Pok¨Śmon Black & White
Monochrome magic.
If you're on the outside looking in, the Pokémon series probably looks like the same game released over and over for 15 years, each time to fresh brood of gullible children. It's not a fair or correct assumption, but I can see where you're coming from.
Pokémon reinvents itself to a greater or lesser extent every three years or so, but half-steps like Platinum and remakes like HeartGold muddy the distinction between generations. And where Silver and Gold's astonishing sprawl of new features more than justified their existence (and their re-release last year), Diamond and Pearl's more timid adjustments to the formula were less defensible.
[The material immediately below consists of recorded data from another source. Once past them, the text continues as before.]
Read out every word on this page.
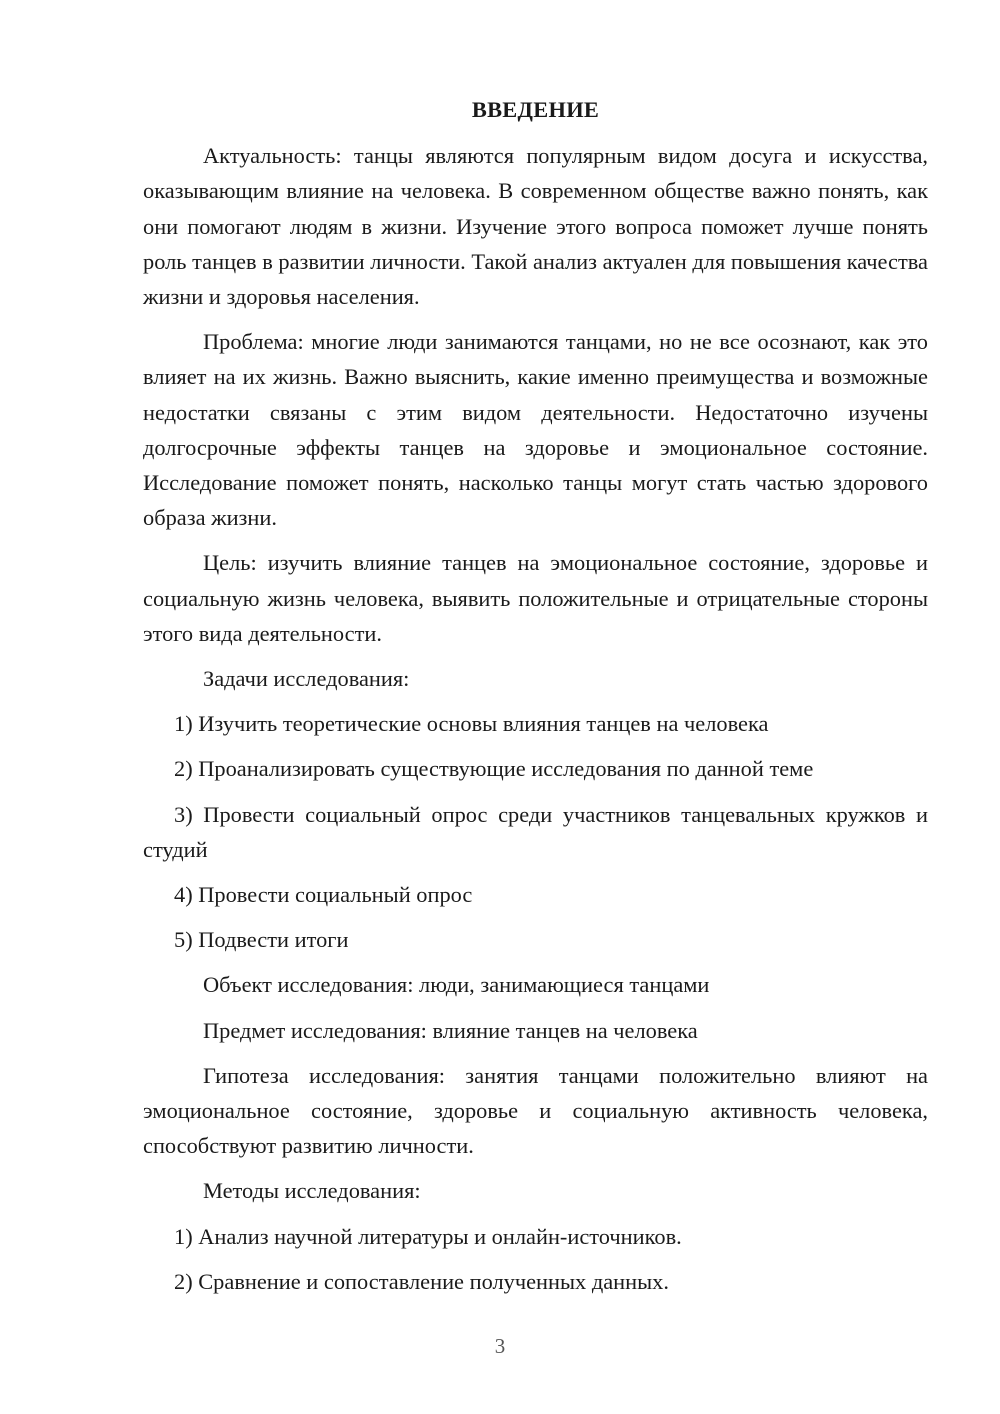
ВВЕДЕНИЕ

Актуальность: танцы являются популярным видом досуга и искусства, оказывающим влияние на человека. В современном обществе важно понять, как они помогают людям в жизни. Изучение этого вопроса поможет лучше понять роль танцев в развитии личности. Такой анализ актуален для повышения качества жизни и здоровья населения.

Проблема: многие люди занимаются танцами, но не все осознают, как это влияет на их жизнь. Важно выяснить, какие именно преимущества и возможные недостатки связаны с этим видом деятельности. Недостаточно изучены долгосрочные эффекты танцев на здоровье и эмоциональное состояние. Исследование поможет понять, насколько танцы могут стать частью здорового образа жизни.

Цель: изучить влияние танцев на эмоциональное состояние, здоровье и социальную жизнь человека, выявить положительные и отрицательные стороны этого вида деятельности.

Задачи исследования:

1) Изучить теоретические основы влияния танцев на человека

2) Проанализировать существующие исследования по данной теме

3) Провести социальный опрос среди участников танцевальных кружков и студий

4) Провести социальный опрос

5) Подвести итоги

Объект исследования: люди, занимающиеся танцами

Предмет исследования: влияние танцев на человека

Гипотеза исследования: занятия танцами положительно влияют на эмоциональное состояние, здоровье и социальную активность человека, способствуют развитию личности.

Методы исследования:

1) Анализ научной литературы и онлайн-источников.

2) Сравнение и сопоставление полученных данных.

3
It's about time for a spring-clean, and Pokémon Black and White are exactly that. Game Freak has abandoned the guaranteed brand recognition of Pikachu and his 500-odd friends for an entirely new cast of 156 quirky, endearing, and occasionally disturbing monsters. It's difficult to overstate how unexpectedly brave this is for a heavyweight Japanese series; imagine Capcom releasing a new Street Fighter without Ryu and Ken. It signals an eagerness to break with the past, a new spirit of regeneration.
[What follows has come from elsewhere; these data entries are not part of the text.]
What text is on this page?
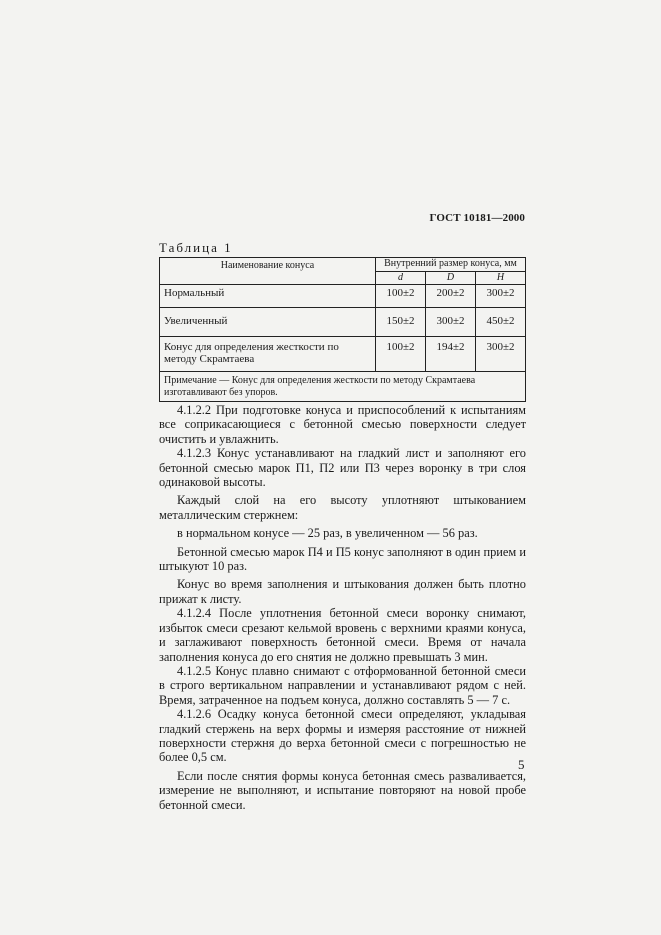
ГОСТ 10181—2000
Таблица 1
Наименование конуса	Внутренний размер конуса, мм		
	d	D	H
Нормальный	100±2	200±2	300±2
Увеличенный	150±2	300±2	450±2
Конус для определения жесткости по методу Скрамтаева	100±2	194±2	300±2
Примечание — Конус для определения жесткости по методу Скрамтаева изготавливают без упоров.			

4.1.2.2 При подготовке конуса и приспособлений к испытаниям все соприкасающиеся с бетонной смесью поверхности следует очистить и увлажнить.

4.1.2.3 Конус устанавливают на гладкий лист и заполняют его бетонной смесью марок П1, П2 или П3 через воронку в три слоя одинаковой высоты.

Каждый слой на его высоту уплотняют штыкованием металлическим стержнем:

в нормальном конусе — 25 раз, в увеличенном — 56 раз.

Бетонной смесью марок П4 и П5 конус заполняют в один прием и штыкуют 10 раз.

Конус во время заполнения и штыкования должен быть плотно прижат к листу.

4.1.2.4 После уплотнения бетонной смеси воронку снимают, избыток смеси срезают кельмой вровень с верхними краями конуса, и заглаживают поверхность бетонной смеси. Время от начала заполнения конуса до его снятия не должно превышать 3 мин.

4.1.2.5 Конус плавно снимают с отформованной бетонной смеси в строго вертикальном направлении и устанавливают рядом с ней. Время, затраченное на подъем конуса, должно составлять 5 — 7 с.

4.1.2.6 Осадку конуса бетонной смеси определяют, укладывая гладкий стержень на верх формы и измеряя расстояние от нижней поверхности стержня до верха бетонной смеси с погрешностью не более 0,5 см.

Если после снятия формы конуса бетонная смесь разваливается, измерение не выполняют, и испытание повторяют на новой пробе бетонной смеси.

5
Over the course of 40 hours, Pokémon Black and White has surprised me over and over again. The last time I could say that about a Pokémon game, I was still carrying around a Pikachu-adorned pencil case.
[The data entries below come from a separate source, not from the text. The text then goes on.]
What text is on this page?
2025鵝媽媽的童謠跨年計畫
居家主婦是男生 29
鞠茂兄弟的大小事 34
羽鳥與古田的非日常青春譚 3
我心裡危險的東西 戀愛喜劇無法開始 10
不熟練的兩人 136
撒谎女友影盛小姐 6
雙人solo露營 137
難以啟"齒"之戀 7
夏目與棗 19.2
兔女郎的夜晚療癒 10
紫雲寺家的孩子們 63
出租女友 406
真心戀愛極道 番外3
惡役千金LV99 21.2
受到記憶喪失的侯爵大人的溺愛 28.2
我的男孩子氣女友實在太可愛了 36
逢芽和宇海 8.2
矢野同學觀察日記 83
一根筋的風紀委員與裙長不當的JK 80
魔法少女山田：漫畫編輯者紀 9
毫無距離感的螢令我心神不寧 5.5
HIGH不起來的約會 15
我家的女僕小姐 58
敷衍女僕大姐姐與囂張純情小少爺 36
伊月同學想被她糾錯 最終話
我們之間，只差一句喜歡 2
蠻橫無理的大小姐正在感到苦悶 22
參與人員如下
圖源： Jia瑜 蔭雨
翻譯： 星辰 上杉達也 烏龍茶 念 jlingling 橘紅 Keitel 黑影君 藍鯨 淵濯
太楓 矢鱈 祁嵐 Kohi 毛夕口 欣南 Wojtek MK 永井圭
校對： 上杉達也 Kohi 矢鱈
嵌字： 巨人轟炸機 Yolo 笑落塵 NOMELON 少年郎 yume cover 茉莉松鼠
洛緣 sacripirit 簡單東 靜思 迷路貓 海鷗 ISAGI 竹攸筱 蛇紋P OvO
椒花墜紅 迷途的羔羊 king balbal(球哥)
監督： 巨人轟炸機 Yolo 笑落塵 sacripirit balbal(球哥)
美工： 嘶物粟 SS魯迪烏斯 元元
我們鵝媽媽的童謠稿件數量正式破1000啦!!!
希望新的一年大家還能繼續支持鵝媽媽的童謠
Here's the first surprise: it looks brilliant. Evidently Game Freak has finally hired some new graphic designers. Pokémon's monster design has always been exceptional, but otherwise the graphics were rarely better than tolerable.
Now the battles come alive with entertaining monster animations, the cities are constructed of distinctive 3D buildings, and towns are connected by towering bridges that stretch over sparkling water and reveal distant skyline vistas. The sprites are bright and crisp, long grass sways in the wind, and the world's weather changes along with the seasons once every real-time month. Fittingly for what might be the DS' last heavyweight titles, they're among the best-looking on the platform.
And the second surprise: you don't always know what's next. Yes, you know that you'll make the familiar pilgrimage from town to town, collecting gym badges and eventually facing the Elite Four, but it's all about those new Pokémon.
Wander into the grass in a new area and you genuinely have no idea what you're about to meet. When a Pokémon evolves, you're excited about what it might become. New moves make you raise an eyebrow and read the description. It all feels new again, and it makes such a difference. There's not a Pidgey or Rattata in sight.
This sense of reinvigoration extends across the whole of Black and White. Game Freak is as willing to re-evaluate and throw out its out-dated traditions as its bloated cast. The biggest change is the distribution of experience points: monsters now get a far bigger share of EXP when they defeat foes stronger than themselves. This not only evens out the process of building a strong, balanced team, it makes over-levelling impossible. Grinding – what little there was of it – has been completely eliminated.
Pokémon Centres and Marts have been merged into one building, and there are Pokémon healers dotted around caves and inter-city Routes to prevent you hiking back to them three times an hour. TMs, the items that let you teach Pokemon new moves, are now infinite-use, so you can experiment with them more freely. This indicates a better understanding of what makes Pokémon so compelling: creating and customising your team.